In this Spreadsheets Across the Curriculum activity, students use "crime scene" data of body temperature vs. time to determine the time of death of a potato crime victim. Students will learn to create a spreadsheet, make graphs, add trend lines, and work with linear and exponential curves in an effort to graphically estimate and algebraically calculate the potato's time of death. The module introduces the mathematical concepts of linear and exponential graphing, unit conversions, and trend lines.

Learning Goals

Students will:
  • Learn how to create and work with a spreadsheet in Excel.
  • Learn how to create a graph within Excel.
  • Gain experience with adding and working with trend lines.
  • Gain experience with converting units while solving a problem.
  • Gain experience with interpreting graphs and choosing the best graph to represent a given set of data.
In the process, the students will:
  • Model an exponential-decay phenomenon to solve a problem.
  • Learn more about the complexities of interpreting time of death in a forensic setting.

Context for Use

This activity was designed for lower-division college students taking forensic science. Student math levels were expected to be diverse with some students not having math beyond high school precalculus. The module could be used in an advanced high school class.

Description and Teaching Materials

PowerPoint SSAC2005:HV8079.RS1.1_student (PowerPoint 403kB May27 10)

The module is a PowerPoint presentation with embedded spreadsheets.

If the embedded spreadsheets are not visible, save the PowerPoint file to disk and open it from there.
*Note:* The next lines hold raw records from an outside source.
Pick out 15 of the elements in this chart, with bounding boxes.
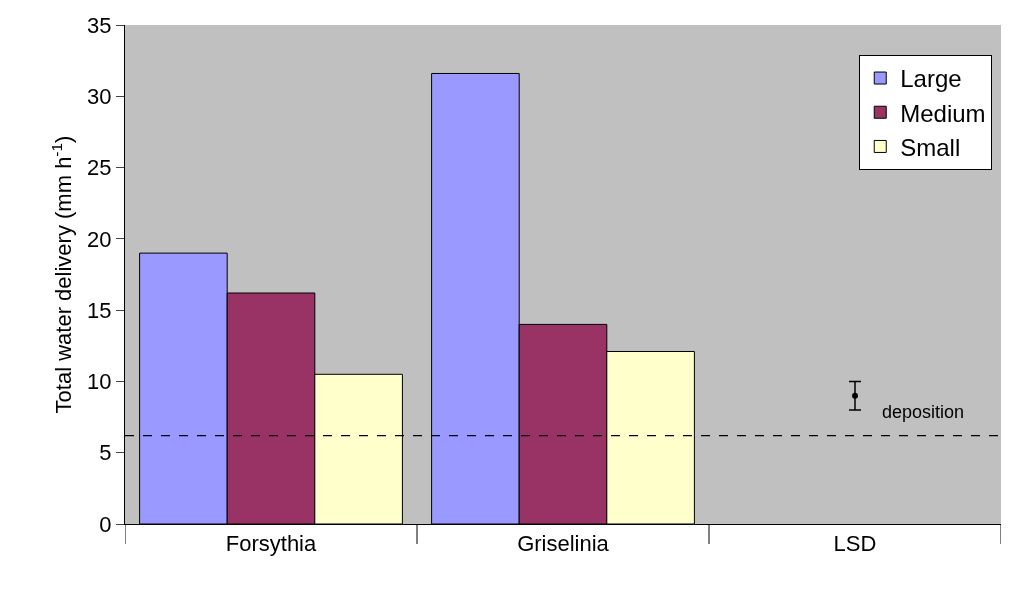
x-tick-label: Griselinia (517, 531, 610, 557)
ref-line-label: deposition (882, 402, 965, 422)
y-tick-label: 20 (87, 226, 112, 252)
y-tick-label: 15 (87, 297, 112, 323)
x-tick-label: Forsythia (225, 531, 317, 557)
y-tick-label: 0 (99, 511, 112, 537)
y-tick-label: 35 (87, 12, 112, 38)
legend-label: Medium (900, 99, 986, 127)
y-tick-label: 25 (87, 155, 112, 181)
legend-label: Large (900, 65, 962, 93)
x-tick-label: LSD (833, 531, 877, 557)
y-tick-label: 30 (87, 83, 112, 109)
y-tick-label: 5 (99, 440, 112, 466)
y-tick-label: 10 (87, 369, 112, 395)
legend-label: Small (900, 133, 961, 161)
This PowerPoint file is the student version of the module. An instructor version is available by request. The instructor version includes the completed spreadsheet. Send your request to Len Vacher (vacher@usf.edu) by filling out and submitting the Instructor Module Request Form.

Teaching Notes and Tips

This module best works as an in-class assignment in a computer lab where students each have access to a computer. I schedule a two-hour time block for this module. If you have a lot of students to assist, it is quite effective to have those students very familiar with Excel help others.


The last page of the module has a homework assignment asking students to determine the time of death of a zucchini crime victim.